働く場所を選ばない在宅勤務が定着すれば、多様な人材を獲得できるチャンスも広がる。ソフト開発テストを受託するSHIFT(シフト)は、在宅勤務専門の正社員エンジニアの採用を開始した。シフトは「拠点を構える地域に限定しないことで、広く優秀な人材を採用できる」と説明する。

 

 オフィスに通えない遠隔地に住む人材も採用できるように、さくらインターネットは出社を前提としない雇用契約を今後、一部の機器保守要員を除いた新卒社員と結べるようにする。レンタルサーバーなどを手掛けるGMOペパボは6月から約330人の社員全員が原則在宅へと移行。「国内ならどこに住んでもいい」と採用条件も変えた。

 

 AGCは在宅勤務に伴う社員負担費用の半額を、1人当たり年最大12万円まで支払うことを決めた。ネット回線の利用料や作業用モニターの購入費などが対象。福利厚生サービスに使える社内ポイントの適用範囲を、在宅勤務関連にも広げる。

 

 長年、日本企業は出社や時間管理をベースにした雇用制度を維持してきた。コロナを機に広がる多様な働き方の実現は企業だけでは難しい。法制度を含めた労働行政も変化を迫られている。官民を挙げて社員のフォローが求められるが、もはや、社会は後戻りはできないであろう。

 

といったところ。

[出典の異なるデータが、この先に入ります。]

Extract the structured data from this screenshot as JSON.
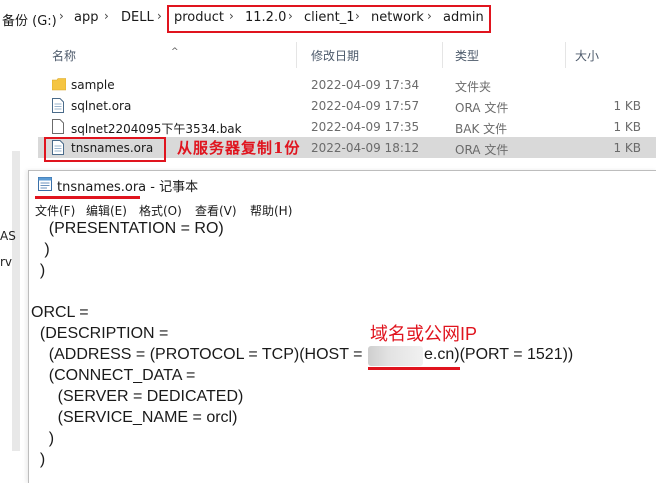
{
  "breadcrumb": {
    "items": [
      "备份 (G:)",
      "app",
      "DELL",
      "product",
      "11.2.0",
      "client_1",
      "network",
      "admin"
    ]
  },
  "columns": {
    "name": "名称",
    "modified": "修改日期",
    "type": "类型",
    "size": "大小"
  },
  "files": [
    {
      "name": "sample",
      "date": "2022-04-09 17:34",
      "type": "文件夹",
      "size": "",
      "icon": "folder-icon"
    },
    {
      "name": "sqlnet.ora",
      "date": "2022-04-09 17:57",
      "type": "ORA 文件",
      "size": "1 KB",
      "icon": "file-icon"
    },
    {
      "name": "sqlnet2204095下午3534.bak",
      "date": "2022-04-09 17:35",
      "type": "BAK 文件",
      "size": "1 KB",
      "icon": "file-icon"
    },
    {
      "name": "tnsnames.ora",
      "date": "2022-04-09 18:12",
      "type": "ORA 文件",
      "size": "1 KB",
      "icon": "file-icon"
    }
  ],
  "annotations": {
    "copy_from_server": "从服务器复制1份",
    "domain_or_ip": "域名或公网IP"
  },
  "left_fragments": [
    "AS",
    "rv"
  ],
  "notepad": {
    "title": "tnsnames.ora",
    "title_suffix": " - 记事本",
    "menu": [
      "文件(F)",
      "编辑(E)",
      "格式(O)",
      "查看(V)",
      "帮助(H)"
    ],
    "lines": [
      "    (PRESENTATION = RO)",
      "   )",
      "  )",
      "",
      "ORCL =",
      "  (DESCRIPTION =",
      "    (ADDRESS = (PROTOCOL = TCP)(HOST =",
      "    (CONNECT_DATA =",
      "      (SERVER = DEDICATED)",
      "      (SERVICE_NAME = orcl)",
      "    )",
      "  )"
    ],
    "host_visible_suffix": "e.cn)(PORT = 1521))"
  },
  "colors": {
    "annotation_red": "#e0141e",
    "selected_row": "#d9d9d9",
    "folder_yellow": "#f5c542"
  }
}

たしかに、このコロナ禍でいろいろ考えさせられますよね。

 

欧米中等の企業は、さらにその先をいっている、

 

フリーランス型企業」

 

プロ野球でいうところのFA(フリーエージェント)のような社員と企業が契約していくこと。フローランスはその契約形態が個人事業主で会社とは契約しているにすぎない。当然、FAの人材は、高度な専門性を有した優れた人材。また、フリーランスは、外部に幅広いネットワークなど、社内にはないリソースを持っています。社内で共有している閉じた情報に加え、さまざまな人と広くつながる(浅いけど)“弱いつながり”(マーク・グラノヴェッター提唱/接触回数が多い、一緒にいる時間が長い、情報交換の頻度が多い、心理的に近い、血縁関係にある、といったような関係)が「強いつながり」よりも高度な情報社会では貴重であり、「弱いつながり」は多様な情報が流入することで、企業は新たなネットワークを構築できるようになり、イノベーションのきっかけになりやすいそうです。

高度な専門性をもった外部人材が少なくなくまあまあいる企業はつよくなります。

 

また、プロジェクト単位で専門家に業務委託ができるので、必要なときに必要なだけ人材を確保することができます。これは、人材確保にお金をかけられない中小企業や、スピード感を重視するスタートアップにとっては、大きなメリットになります。

 

これもジョブ型雇用の発展型。

 

少なくとも、名前だけの日本的“管理職”はいなくなるでしょう。米国企業の部長職は、30~40年前から「マネージング・ダイレクター」というが、マネージ(単なる管理)が行ではなく、マネージング(Maneging)は自ら先導して動くこと、を意味する。これじゃ、やはり負けるよ、“日本人”。将来にむけ、政治も経済も、家庭も働き場も、マクロもミクロも、考えていかなきゃいけない時にきている日本です。